A team of researchers at Loyola University Chicago Stritch School of Medicine recently found that the movement of alpha synuclein to new cells appears similar to infection by viruses. Like many viruses, the alpha synucelin is taken into the cell and is held within a lysosome, a membrane bound sac that stores digestive enzymes. The lysosome keeps the digestive enzymes contained to prevent digestion of normal, healthy components in the cell. The normal function of the lysosome in the cell is breaking down food, damaged organelles, and potentially infectious agents. However, alpha synuclein is able to escape from the lysosome. This is similar to a method many viruses use to infect cells. Normally, when a virus escapes from a lysosome, it causes the release of the digestive enzymes that are stored within the lysosome. The enzymes are sensed as a toxin by the cell, and act as a signal to the cell that an infectious agent may be present. This causes the cell to begin a process called apoptosis, in which the cell dies to prevent the virus from being able to replicate.

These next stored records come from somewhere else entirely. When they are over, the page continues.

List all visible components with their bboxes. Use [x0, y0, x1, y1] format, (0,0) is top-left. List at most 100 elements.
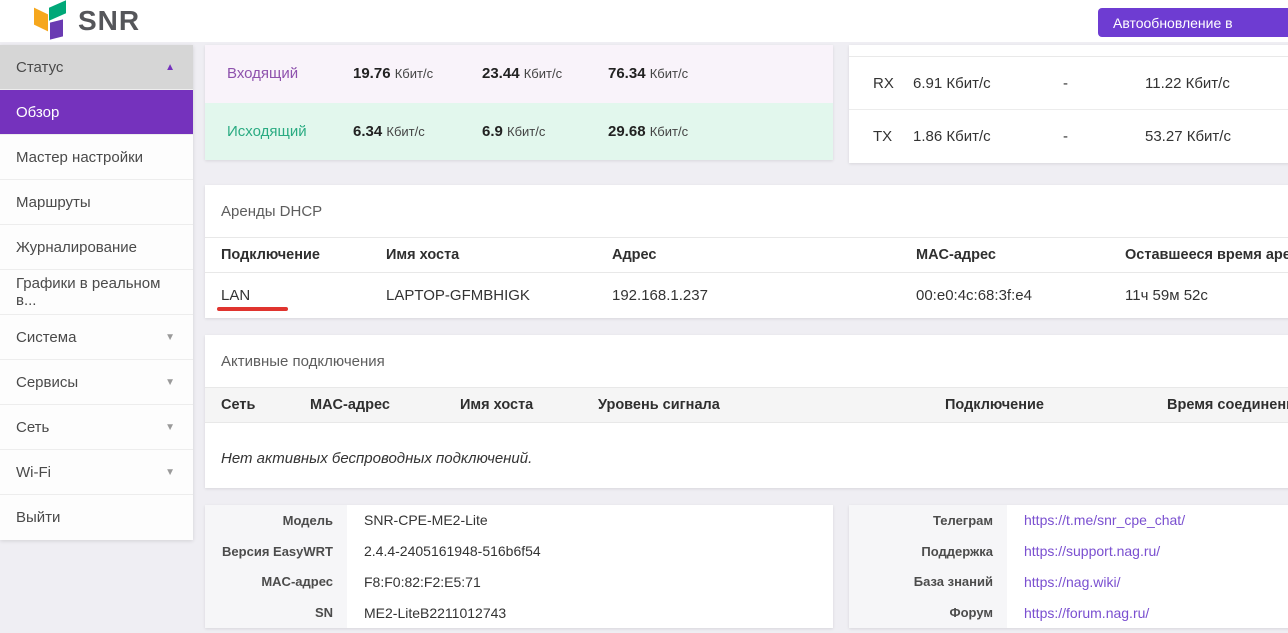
traffic-value: 6.34 Кбит/с	[353, 123, 482, 140]
traffic-card: Входящий 19.76 Кбит/с 23.44 Кбит/с 76.34…	[205, 45, 833, 160]
support-link[interactable]: https://support.nag.ru/	[1024, 543, 1160, 559]
column-header: Имя хоста	[460, 397, 598, 413]
sidebar-item-realtime-graphs[interactable]: Графики в реальном в...	[0, 270, 193, 315]
sidebar-item-routes[interactable]: Маршруты	[0, 180, 193, 225]
dhcp-address-cell: 192.168.1.237	[612, 287, 916, 304]
connections-table-header: Сеть MAC-адрес Имя хоста Уровень сигнала…	[205, 387, 1288, 423]
device-info-card: Модель SNR-CPE-ME2-Lite Версия EasyWRT 2…	[205, 505, 833, 628]
firmware-version-value: 2.4.4-2405161948-516b6f54	[347, 543, 833, 559]
sidebar-item-label: Выйти	[16, 509, 60, 526]
traffic-row-outgoing: Исходящий 6.34 Кбит/с 6.9 Кбит/с 29.68 К…	[205, 103, 833, 161]
support-link-label: Поддержка	[849, 536, 1007, 567]
dhcp-leases-card: Аренды DHCP Подключение Имя хоста Адрес …	[205, 185, 1288, 318]
sidebar-item-status[interactable]: Статус ▲	[0, 45, 193, 90]
sidebar: Статус ▲ Обзор Мастер настройки Маршруты…	[0, 45, 193, 540]
logo-green-shape	[49, 0, 66, 21]
tx-value-current: 1.86 Кбит/с	[913, 128, 1063, 145]
column-header: Сеть	[221, 397, 310, 413]
connections-card-title: Активные подключения	[205, 335, 1288, 387]
column-header: Подключение	[945, 397, 1167, 413]
rx-label: RX	[873, 75, 913, 92]
column-header: MAC-адрес	[916, 247, 1125, 263]
forum-link[interactable]: https://forum.nag.ru/	[1024, 605, 1149, 621]
traffic-value: 6.9 Кбит/с	[482, 123, 608, 140]
traffic-value: 23.44 Кбит/с	[482, 65, 608, 82]
sidebar-item-logging[interactable]: Журналирование	[0, 225, 193, 270]
dhcp-hostname-cell: LAPTOP-GFMBHIGK	[386, 287, 612, 304]
connections-empty-message: Нет активных беспроводных подключений.	[205, 423, 1288, 467]
device-info-row: MAC-адрес F8:F0:82:F2:E5:71	[205, 567, 833, 598]
dhcp-table-row: LAN LAPTOP-GFMBHIGK 192.168.1.237 00:e0:…	[205, 273, 1288, 317]
card-clipped-header	[849, 45, 1288, 57]
rx-row: RX 6.91 Кбит/с - 11.22 Кбит/с	[849, 57, 1288, 110]
column-header: Время соединения	[1167, 397, 1288, 413]
sidebar-item-logout[interactable]: Выйти	[0, 495, 193, 540]
dhcp-mac-cell: 00:e0:4c:68:3f:e4	[916, 287, 1125, 304]
sidebar-item-wizard[interactable]: Мастер настройки	[0, 135, 193, 180]
sidebar-item-label: Сеть	[16, 419, 49, 436]
sidebar-item-label: Обзор	[16, 104, 59, 121]
sidebar-item-network[interactable]: Сеть ▼	[0, 405, 193, 450]
column-header: Подключение	[221, 247, 386, 263]
column-header: MAC-адрес	[310, 397, 460, 413]
dhcp-table-header: Подключение Имя хоста Адрес MAC-адрес Ос…	[205, 237, 1288, 273]
interface-stats-card: RX 6.91 Кбит/с - 11.22 Кбит/с TX 1.86 Кб…	[849, 45, 1288, 163]
telegram-link[interactable]: https://t.me/snr_cpe_chat/	[1024, 512, 1185, 528]
support-link-row: Поддержка https://support.nag.ru/	[849, 536, 1288, 567]
sidebar-item-label: Wi-Fi	[16, 464, 51, 481]
sidebar-item-system[interactable]: Система ▼	[0, 315, 193, 360]
snr-logo: SNR	[34, 2, 140, 40]
column-header: Имя хоста	[386, 247, 612, 263]
traffic-row-incoming: Входящий 19.76 Кбит/с 23.44 Кбит/с 76.34…	[205, 45, 833, 103]
support-link-label: Форум	[849, 597, 1007, 628]
support-link-label: Телеграм	[849, 505, 1007, 536]
device-info-row: Версия EasyWRT 2.4.4-2405161948-516b6f54	[205, 536, 833, 567]
traffic-value: 29.68 Кбит/с	[608, 123, 833, 140]
sidebar-item-overview[interactable]: Обзор	[0, 90, 193, 135]
chevron-down-icon: ▼	[165, 467, 175, 478]
rx-value-peak: 11.22 Кбит/с	[1145, 75, 1288, 92]
device-serial-value: ME2-LiteB2211012743	[347, 605, 833, 621]
support-link-row: Форум https://forum.nag.ru/	[849, 597, 1288, 628]
snr-logo-icon	[34, 2, 68, 40]
device-info-label: SN	[205, 597, 347, 628]
tx-value-mid: -	[1063, 128, 1145, 145]
tx-row: TX 1.86 Кбит/с - 53.27 Кбит/с	[849, 110, 1288, 163]
rx-value-mid: -	[1063, 75, 1145, 92]
logo-text: SNR	[78, 5, 140, 37]
traffic-label: Исходящий	[227, 123, 353, 140]
sidebar-item-label: Мастер настройки	[16, 149, 143, 166]
sidebar-item-label: Графики в реальном в...	[16, 275, 175, 309]
device-info-row: Модель SNR-CPE-ME2-Lite	[205, 505, 833, 536]
active-connections-card: Активные подключения Сеть MAC-адрес Имя …	[205, 335, 1288, 488]
support-link-label: База знаний	[849, 567, 1007, 598]
chevron-down-icon: ▼	[165, 377, 175, 388]
rx-value-current: 6.91 Кбит/с	[913, 75, 1063, 92]
column-header: Адрес	[612, 247, 916, 263]
device-mac-value: F8:F0:82:F2:E5:71	[347, 574, 833, 590]
sidebar-item-services[interactable]: Сервисы ▼	[0, 360, 193, 405]
column-header: Уровень сигнала	[598, 397, 945, 413]
traffic-value: 19.76 Кбит/с	[353, 65, 482, 82]
tx-value-peak: 53.27 Кбит/с	[1145, 128, 1288, 145]
sidebar-item-wifi[interactable]: Wi-Fi ▼	[0, 450, 193, 495]
sidebar-item-label: Статус	[16, 59, 63, 76]
device-model-value: SNR-CPE-ME2-Lite	[347, 512, 833, 528]
red-annotation-underline	[217, 307, 288, 311]
chevron-up-icon: ▲	[165, 62, 175, 73]
sidebar-item-label: Система	[16, 329, 76, 346]
dhcp-card-title: Аренды DHCP	[205, 185, 1288, 237]
autoupdate-button[interactable]: Автообновление в	[1098, 8, 1288, 37]
support-link-row: Телеграм https://t.me/snr_cpe_chat/	[849, 505, 1288, 536]
knowledge-base-link[interactable]: https://nag.wiki/	[1024, 574, 1121, 590]
dhcp-connection-cell: LAN	[221, 287, 386, 304]
device-info-label: Версия EasyWRT	[205, 536, 347, 567]
support-link-row: База знаний https://nag.wiki/	[849, 567, 1288, 598]
device-info-row: SN ME2-LiteB2211012743	[205, 597, 833, 628]
sidebar-item-label: Сервисы	[16, 374, 78, 391]
traffic-value: 76.34 Кбит/с	[608, 65, 833, 82]
logo-orange-shape	[34, 8, 48, 32]
device-info-label: Модель	[205, 505, 347, 536]
column-header: Оставшееся время аренды	[1125, 247, 1288, 263]
traffic-label: Входящий	[227, 65, 353, 82]
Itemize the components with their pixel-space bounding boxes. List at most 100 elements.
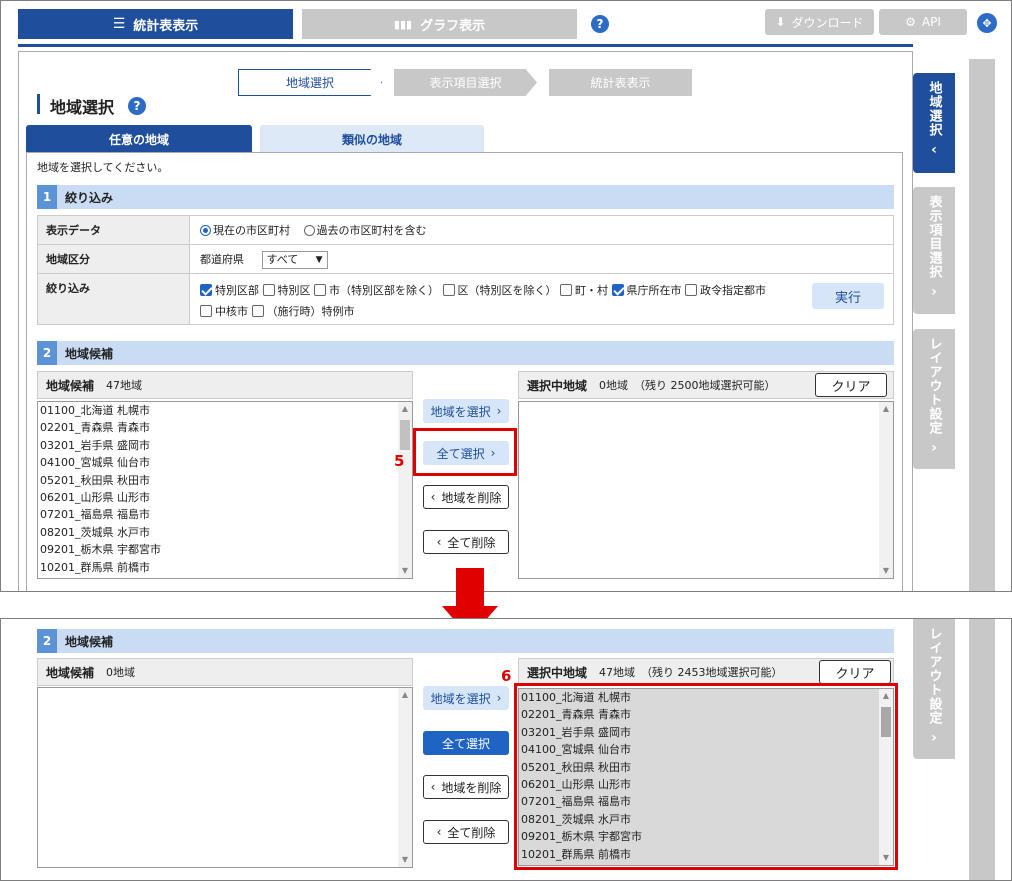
- scroll-up-icon[interactable]: ▲: [879, 689, 893, 703]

While cell death during infection is beneficial to the host to prevent the spread of the infection, cell death in neurons can be very damaging to the host. Neurons are not able to regenerate efficiently, unlike most other cells in the body. As more neurons are infected by these alpha synuclein proteins, more neurons will be killed, causing more damage in the nervous system. In addition, neural cell death may also facilitate spread of alpha synuclein protein aggregates. The demonstration of alpha synuclein escaping from lysosomes has so far only been demonstrated in cell culture. The next step the research team wants to take is to determine if the alpha synuclein can escape from the lysosomes in animal models of Parkinson’s disease, and ultimately, in human patients with Parkinson’s disease. After it has been confirmed that alpha synuclein can indeed escape from lysosomes, the next step would be to determine if blocking this process could be used as a therapeutic to treat Parkinson’s disease. This research has the potential to lead to research more accurately describing the transfer of alpha synuclein aggregates from one neural cell to another. If this process is indeed responsible for the spread of Parkinson’s disease in the nervous system, then treatments could be developed to stop progression in the early stages of the disease.